Ein Beispiel, wie die Aufstellung des am 15.12.2012 lebenden Bestandes der Leipziger Tiger im Internationalen Zuchtbuch aussieht, zeigt Bild 1.
Aussterben verhindern
Können Zoos bedrohte Arten letztendlich vor der Ausrottung bewahren? Ja! Aktuell werden 32 Tierarten auf der Roten Liste als „In der Natur ausgestorben“ klassifiziert, die in Menschenhand überlebt haben.

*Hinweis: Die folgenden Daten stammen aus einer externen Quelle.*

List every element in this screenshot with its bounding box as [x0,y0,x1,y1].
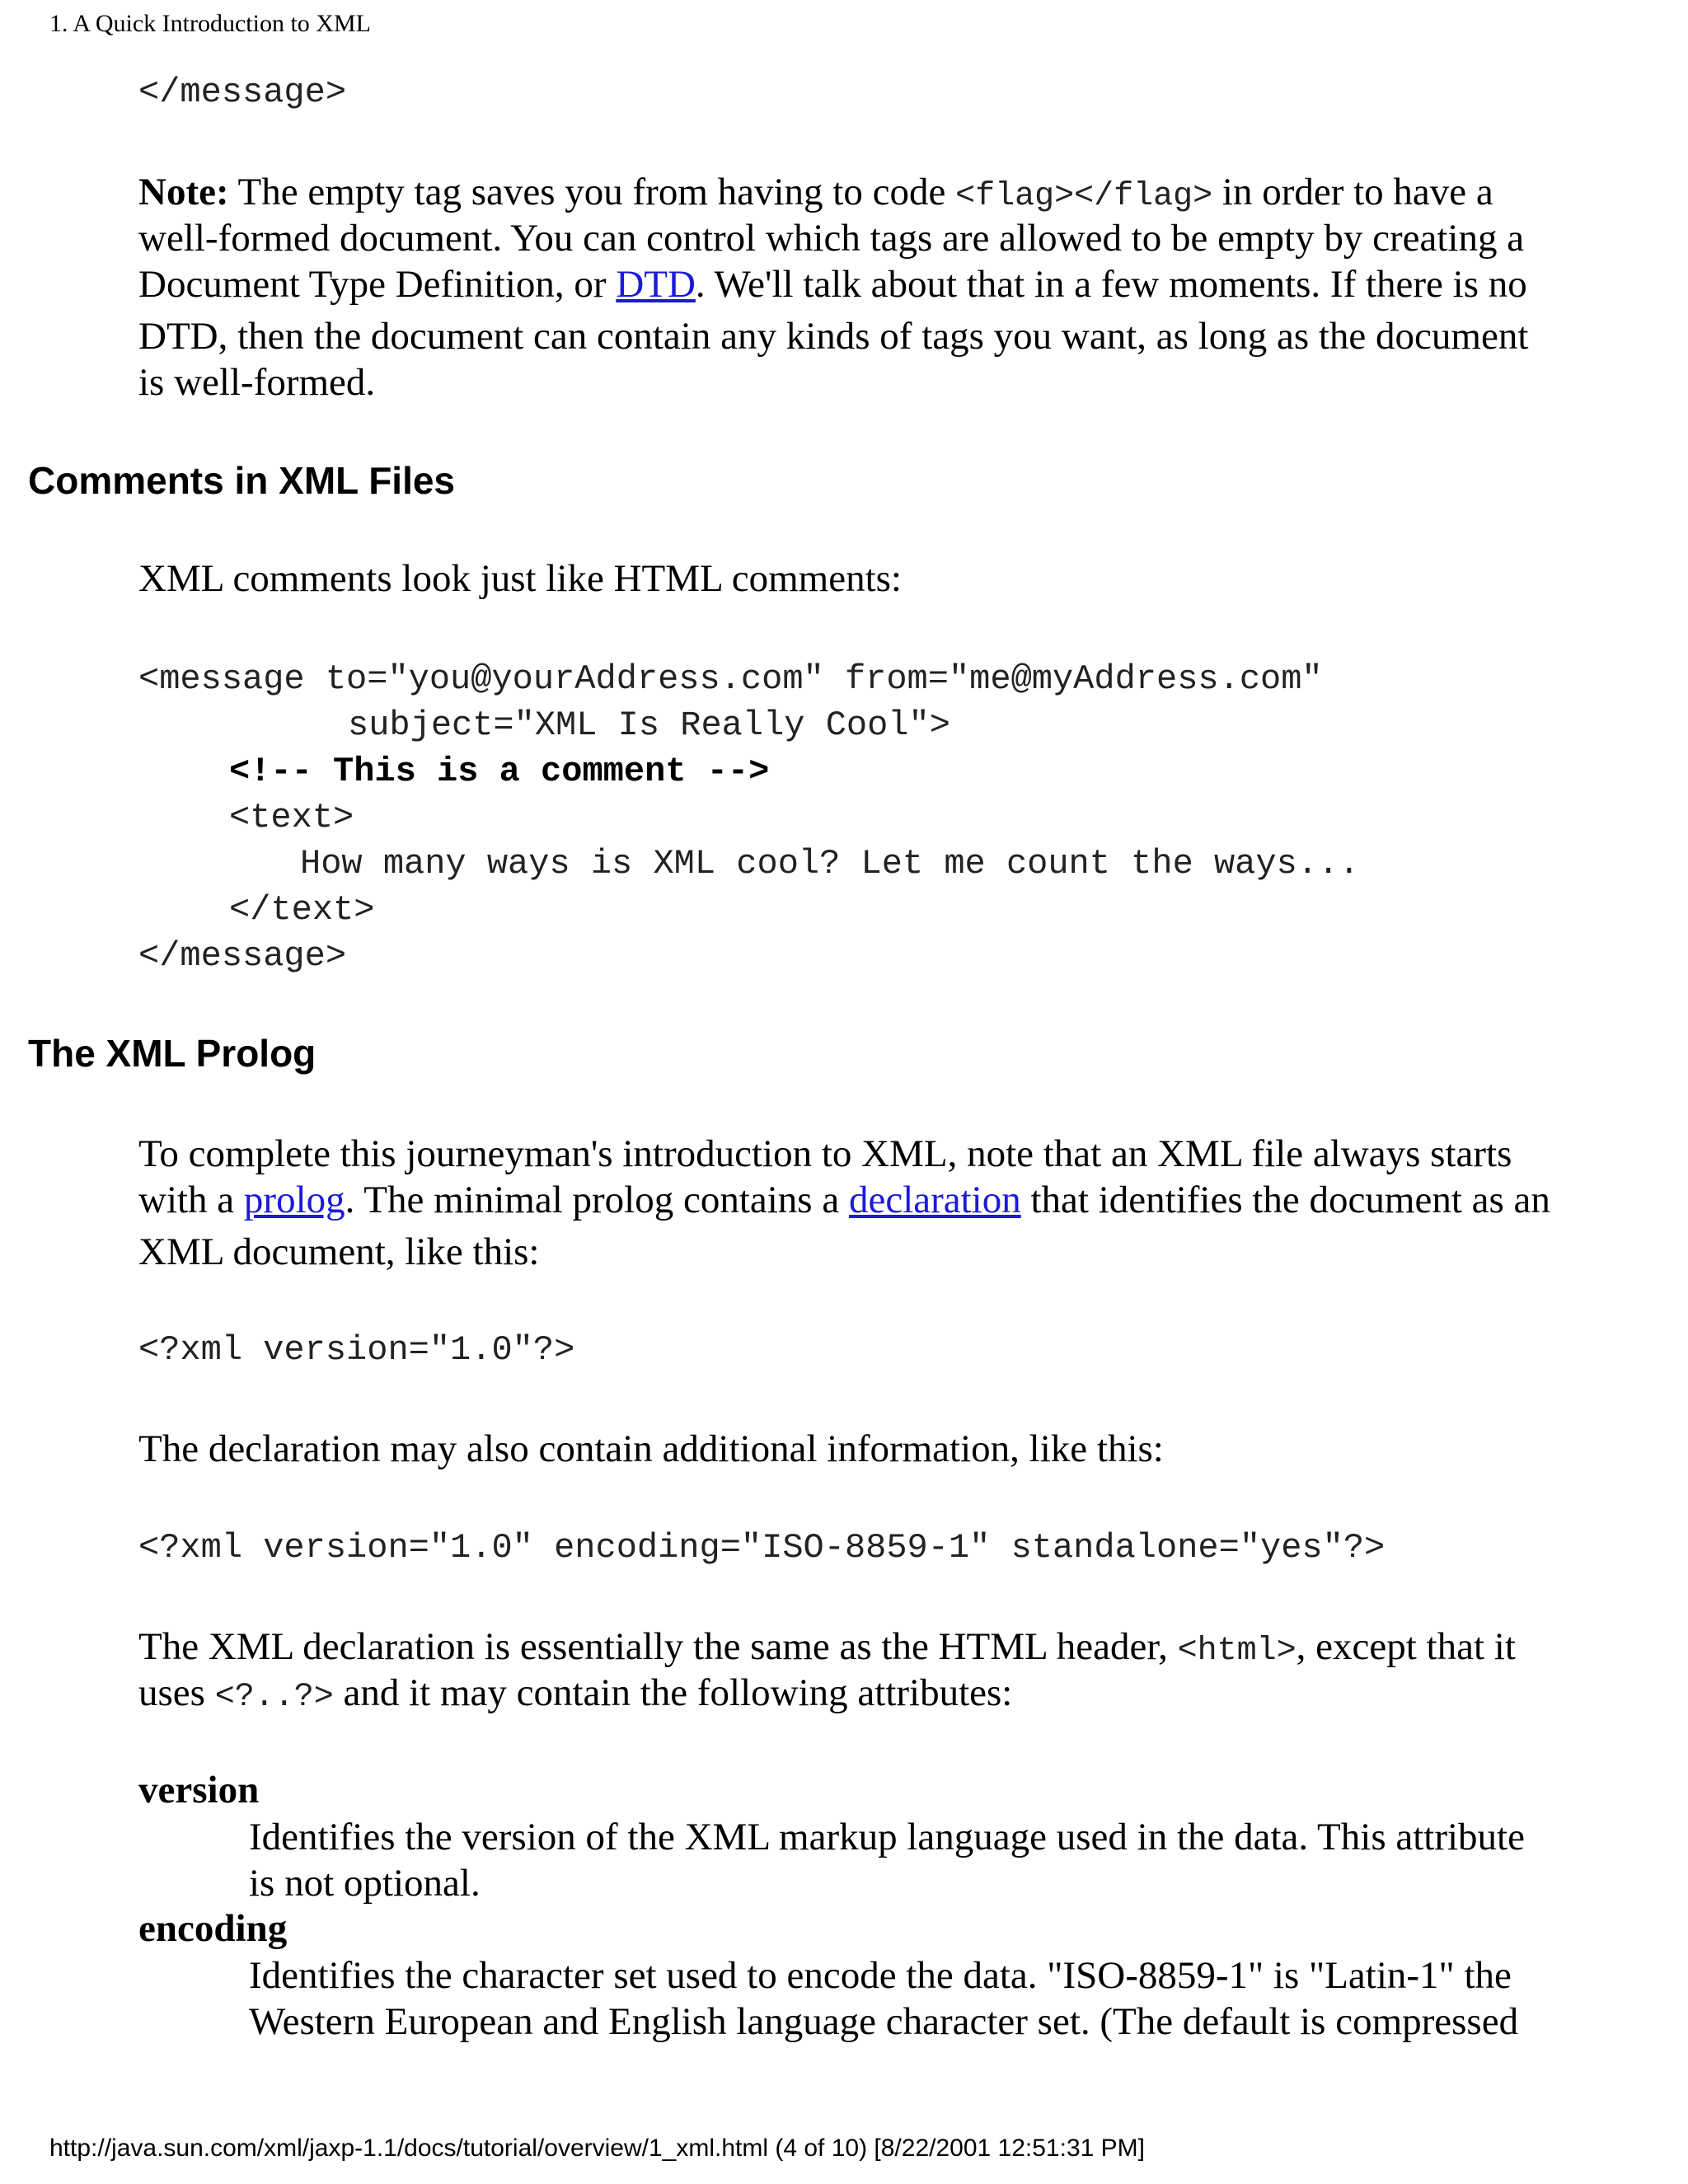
prolog-line-1: To complete this journeyman's introduction to XML, note that an XML file always starts [138,1132,1512,1175]
note-line-5: is well-formed. [138,361,376,404]
prolog-link[interactable]: prolog [243,1179,345,1221]
comments-intro: XML comments look just like HTML comments: [138,557,902,600]
decl-line-2-post: and it may contain the following attributes: [333,1671,1013,1714]
note-text-1: The empty tag saves you from having to code [228,171,956,213]
prolog-line-2-pre: with a [138,1179,244,1221]
code-line-subject: subject="XML Is Really Cool"> [348,705,950,745]
code-line-message-open: <message to="you@yourAddress.com" from="me@myAddress.com" [138,659,1323,699]
def-encoding-line-1: Identifies the character set used to encode the data. "ISO-8859-1" is "Latin-1" the [249,1954,1512,1997]
prolog-line-2 [138,1177,1550,1223]
code-line-comment: <!-- This is a comment --> [229,752,770,791]
code-decl-minimal: <?xml version="1.0"?> [138,1330,575,1370]
dtd-link[interactable]: DTD [616,263,696,306]
prolog-line-2-post: that identifies the document as an [1020,1179,1550,1221]
inline-code-pi: <?..?> [214,1679,334,1716]
heading-prolog: The XML Prolog [28,1032,316,1075]
decl-additional: The declaration may also contain additional information, like this: [138,1427,1164,1470]
running-head: 1. A Quick Introduction to XML [49,10,371,37]
note-line-1 [138,169,1493,220]
note-line-2: well-formed document. You can control which tags are allowed to be empty by creating a [138,217,1525,260]
declaration-link[interactable]: declaration [848,1179,1021,1221]
note-line-3 [138,261,1527,307]
decl-line-1-post: , except that it [1296,1625,1516,1668]
decl-line-2-pre: uses [138,1671,215,1714]
decl-line-1 [138,1624,1516,1675]
code-line-message-close: </message> [138,936,347,976]
code-close-message: </message> [138,73,347,112]
heading-comments: Comments in XML Files [28,459,456,502]
def-version-line-1: Identifies the version of the XML markup language used in the data. This attribute [249,1816,1525,1858]
page-footer-url: http://java.sun.com/xml/jaxp-1.1/docs/tutorial/overview/1_xml.html (4 of 10) [8/22/2001 12:51:31 PM] [49,2135,1145,2162]
term-version: version [138,1769,260,1811]
note-line-3-pre: Document Type Definition, or [138,263,617,306]
code-line-text-close: </text> [229,890,375,930]
prolog-line-3: XML document, like this: [138,1230,540,1273]
note-label: Note: [138,171,229,213]
note-line-3-post: . We'll talk about that in a few moments. If there is no [695,263,1527,306]
decl-line-1-pre: The XML declaration is essentially the same as the HTML header, [138,1625,1178,1668]
term-encoding: encoding [138,1907,288,1950]
note-text-2: in order to have a [1212,171,1493,213]
code-line-text-open: <text> [229,798,354,837]
code-decl-full: <?xml version="1.0" encoding="ISO-8859-1" standalone="yes"?> [138,1528,1386,1568]
code-line-text-content: How many ways is XML cool? Let me count the ways... [300,844,1360,883]
note-line-4: DTD, then the document can contain any kinds of tags you want, as long as the document [138,315,1529,358]
def-version-line-2: is not optional. [249,1862,481,1905]
decl-line-2 [138,1670,1012,1721]
prolog-line-2-mid: . The minimal prolog contains a [345,1179,849,1221]
def-encoding-line-2: Western European and English language character set. (The default is compressed [249,2000,1519,2043]
inline-code-html: <html> [1177,1633,1296,1670]
inline-code-flag: <flag></flag> [955,178,1213,215]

Bei sechs weiteren Tierarten wurde dieser Status wieder zurückgenommen, weil Populationen in der Wildbahn neu angesiedelt worden sind (GUSSET/DICK 2012).
Zoos beteiligen sich an zahlreichen Auswilderungsprogrammen für Arten, die „nur“ lokal oder regional ausgestorben sind. Leipzig gibt z.B. seit über zehn Jahren seinen Steinkauznachwuchs für ein solches Programm in Sachsen ab und beteiligt sich ab 2014 mit Habichtskäuzen an einem Projekt in Österreich.
Die Zoogemeinschaft unterstützt aber nicht nur Auswilderungsprojekte durch die Bereitstellung von Tieren, sondern gibt nach einer Auswertung des Weltverbandes der Zoos und Aquarien (WAZA – World Association of Zoos and Aquariums) jährlich weltweit über 350 Mio. US-Dollar für hunderte von Artenschutzprojekten in den betroffenen Regionen aus (GUSSET/DICK 2011). Damit spielt sie finanziell in einer Liga mit anderen großen Umweltorganisationen und trägt maßgeblich dazu bei, den Verlust an Tierarten und ihren Lebensräumen zu lindern.